Last week a German court in Munich found John Demjanjuk guilty of 28,060 counts of accessory to murder, one for each of the Jews exterminated during the six months that he worked as a guard at the Sobibor death camp in Poland. The Demjanjuk trial will probably be the last Holocaust war crimes trial to grab the world’s attention.
For many, especially those in younger generations, the trial against Mr. Demjanjuk, a 91-year-old former Ohio autoworker now confined to a wheelchair, may seem the awkward fulfillment of the notion that history plays itself out first as tragedy, then as farce. Coincidentally, this year is the 50th anniversary of the trial of Adolf Eichmann, a case that, in its significance, appears to dwarf the Demjanjuk proceedings.
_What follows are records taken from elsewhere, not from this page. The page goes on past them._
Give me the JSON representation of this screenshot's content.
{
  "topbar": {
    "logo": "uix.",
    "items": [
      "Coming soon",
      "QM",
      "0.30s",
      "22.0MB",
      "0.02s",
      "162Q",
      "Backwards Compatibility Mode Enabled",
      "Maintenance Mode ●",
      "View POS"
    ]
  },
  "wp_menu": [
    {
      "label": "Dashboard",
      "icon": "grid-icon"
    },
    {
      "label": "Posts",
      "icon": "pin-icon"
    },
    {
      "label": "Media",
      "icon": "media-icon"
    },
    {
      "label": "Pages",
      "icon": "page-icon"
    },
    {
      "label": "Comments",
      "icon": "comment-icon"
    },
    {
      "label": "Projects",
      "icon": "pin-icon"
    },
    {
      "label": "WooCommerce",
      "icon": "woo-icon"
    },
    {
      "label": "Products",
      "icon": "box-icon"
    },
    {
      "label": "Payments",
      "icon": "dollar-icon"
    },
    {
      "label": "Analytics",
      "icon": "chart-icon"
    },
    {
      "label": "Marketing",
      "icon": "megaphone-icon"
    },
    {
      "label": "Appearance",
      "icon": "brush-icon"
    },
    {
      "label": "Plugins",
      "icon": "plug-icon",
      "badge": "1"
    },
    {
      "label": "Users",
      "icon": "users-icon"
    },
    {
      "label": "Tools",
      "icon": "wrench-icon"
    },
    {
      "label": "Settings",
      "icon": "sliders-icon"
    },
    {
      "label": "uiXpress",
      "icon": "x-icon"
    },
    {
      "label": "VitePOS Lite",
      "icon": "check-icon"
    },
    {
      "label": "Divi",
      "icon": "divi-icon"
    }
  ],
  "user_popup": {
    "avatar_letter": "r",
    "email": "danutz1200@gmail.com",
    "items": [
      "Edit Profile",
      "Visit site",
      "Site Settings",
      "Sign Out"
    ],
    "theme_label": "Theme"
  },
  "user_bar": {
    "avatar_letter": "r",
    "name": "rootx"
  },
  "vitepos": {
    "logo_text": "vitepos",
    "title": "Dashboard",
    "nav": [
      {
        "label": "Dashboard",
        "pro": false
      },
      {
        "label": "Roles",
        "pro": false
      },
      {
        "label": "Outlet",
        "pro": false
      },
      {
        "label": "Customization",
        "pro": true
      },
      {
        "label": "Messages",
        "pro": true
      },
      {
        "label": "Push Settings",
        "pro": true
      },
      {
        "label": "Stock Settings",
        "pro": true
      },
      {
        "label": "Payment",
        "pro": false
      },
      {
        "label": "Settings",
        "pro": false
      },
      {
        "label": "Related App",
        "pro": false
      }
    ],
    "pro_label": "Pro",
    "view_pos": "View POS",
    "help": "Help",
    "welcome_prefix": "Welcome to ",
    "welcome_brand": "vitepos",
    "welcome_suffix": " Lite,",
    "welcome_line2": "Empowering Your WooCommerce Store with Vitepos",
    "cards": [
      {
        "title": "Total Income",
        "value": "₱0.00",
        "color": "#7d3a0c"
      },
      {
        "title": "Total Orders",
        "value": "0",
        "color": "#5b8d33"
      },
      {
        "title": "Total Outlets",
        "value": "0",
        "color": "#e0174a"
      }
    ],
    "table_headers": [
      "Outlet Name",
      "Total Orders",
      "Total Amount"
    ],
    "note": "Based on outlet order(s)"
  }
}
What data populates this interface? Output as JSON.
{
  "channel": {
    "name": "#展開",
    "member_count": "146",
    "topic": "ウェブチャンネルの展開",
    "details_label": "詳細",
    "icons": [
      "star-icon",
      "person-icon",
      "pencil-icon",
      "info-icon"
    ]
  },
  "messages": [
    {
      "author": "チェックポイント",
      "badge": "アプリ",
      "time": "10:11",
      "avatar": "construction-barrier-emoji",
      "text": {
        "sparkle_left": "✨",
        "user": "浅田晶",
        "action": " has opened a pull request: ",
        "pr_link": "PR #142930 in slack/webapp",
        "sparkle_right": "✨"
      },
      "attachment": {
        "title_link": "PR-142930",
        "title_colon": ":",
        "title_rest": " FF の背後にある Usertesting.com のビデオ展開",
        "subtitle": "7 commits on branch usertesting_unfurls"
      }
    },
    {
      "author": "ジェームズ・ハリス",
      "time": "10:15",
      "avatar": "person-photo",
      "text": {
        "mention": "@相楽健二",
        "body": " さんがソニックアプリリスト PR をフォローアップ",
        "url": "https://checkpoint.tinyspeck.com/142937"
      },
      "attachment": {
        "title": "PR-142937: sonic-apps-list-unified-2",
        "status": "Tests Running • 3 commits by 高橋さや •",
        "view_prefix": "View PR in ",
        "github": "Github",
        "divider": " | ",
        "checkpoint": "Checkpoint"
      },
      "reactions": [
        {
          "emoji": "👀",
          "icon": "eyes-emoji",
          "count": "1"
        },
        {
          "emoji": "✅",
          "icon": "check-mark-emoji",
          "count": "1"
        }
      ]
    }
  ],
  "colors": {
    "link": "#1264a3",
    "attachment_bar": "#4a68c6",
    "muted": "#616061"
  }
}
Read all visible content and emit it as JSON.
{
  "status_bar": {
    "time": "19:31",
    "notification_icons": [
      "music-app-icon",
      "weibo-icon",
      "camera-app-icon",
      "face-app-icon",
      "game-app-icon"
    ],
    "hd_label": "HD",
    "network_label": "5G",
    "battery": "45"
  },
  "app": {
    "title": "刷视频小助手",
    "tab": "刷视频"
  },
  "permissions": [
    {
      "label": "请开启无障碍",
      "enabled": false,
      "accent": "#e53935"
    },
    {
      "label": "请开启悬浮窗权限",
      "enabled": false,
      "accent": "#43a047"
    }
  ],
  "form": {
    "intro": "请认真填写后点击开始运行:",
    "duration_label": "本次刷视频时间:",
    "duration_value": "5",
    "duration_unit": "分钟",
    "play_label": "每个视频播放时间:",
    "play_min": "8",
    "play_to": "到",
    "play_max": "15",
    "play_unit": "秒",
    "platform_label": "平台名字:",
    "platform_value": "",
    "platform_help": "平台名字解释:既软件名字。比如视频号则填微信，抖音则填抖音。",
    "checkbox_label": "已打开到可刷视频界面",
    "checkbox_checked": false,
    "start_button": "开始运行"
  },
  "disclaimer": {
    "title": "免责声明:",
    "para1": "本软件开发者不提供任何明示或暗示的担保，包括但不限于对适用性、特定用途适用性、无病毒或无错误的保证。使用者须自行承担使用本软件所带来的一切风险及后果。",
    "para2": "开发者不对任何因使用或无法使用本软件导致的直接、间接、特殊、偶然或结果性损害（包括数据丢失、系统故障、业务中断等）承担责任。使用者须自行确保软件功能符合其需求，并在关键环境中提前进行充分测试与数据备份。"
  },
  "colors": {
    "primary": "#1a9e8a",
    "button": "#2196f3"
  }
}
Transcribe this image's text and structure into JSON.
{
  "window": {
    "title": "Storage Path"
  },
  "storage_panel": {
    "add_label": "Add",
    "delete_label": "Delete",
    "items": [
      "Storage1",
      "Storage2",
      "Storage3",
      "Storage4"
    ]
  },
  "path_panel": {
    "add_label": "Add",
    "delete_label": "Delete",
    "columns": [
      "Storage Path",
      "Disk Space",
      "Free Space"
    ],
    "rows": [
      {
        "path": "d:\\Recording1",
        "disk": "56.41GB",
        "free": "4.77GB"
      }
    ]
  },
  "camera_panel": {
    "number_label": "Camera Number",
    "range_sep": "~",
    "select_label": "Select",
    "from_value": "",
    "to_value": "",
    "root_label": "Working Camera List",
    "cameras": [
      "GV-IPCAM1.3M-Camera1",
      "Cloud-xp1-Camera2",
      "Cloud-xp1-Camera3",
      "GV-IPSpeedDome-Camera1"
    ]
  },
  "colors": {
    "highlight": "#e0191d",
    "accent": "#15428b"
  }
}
But while Eichmann did play a larger role in the Holocaust than Mr. Demjanjuk, we must resist the conclusion that one is more significant than the other. Indeed, the Demjanjuk trial, as much as the Eichmann case, has volumes to teach us about the complex relationship between genocide and justice.
The Demjanjuk case matters, above all, because there was never much doubt that he had been a vicious prison guard under the Nazis. After living for more than 30 years in the United States, he was deported to Israel in 1986, where he was tried and sentenced to death. Unfortunately, prosecutors had misidentified him as a guard at the Treblinka camp known as Ivan the Terrible, and Mr. Demjanjuk was released in 1993.
What followed was 16 years of legal wrangling as Mr. Demjanjuk, now back in the United States, fought efforts to retry or deport him. Finally, Germany succeeded in extraditing him in 2009. Last week’s decision, then, was proof that the rule of law works, however slowly.
Of course, it’s that slow pace that had many asking why Germany was bothering to try Mr. Demjanjuk in the first place. Wasn’t there something comic, even shameful, about dragging a dying man across the Atlantic to stand trial for a crime he committed over a half century ago? Shouldn’t there be a statute of limitations on even the most heinous crimes?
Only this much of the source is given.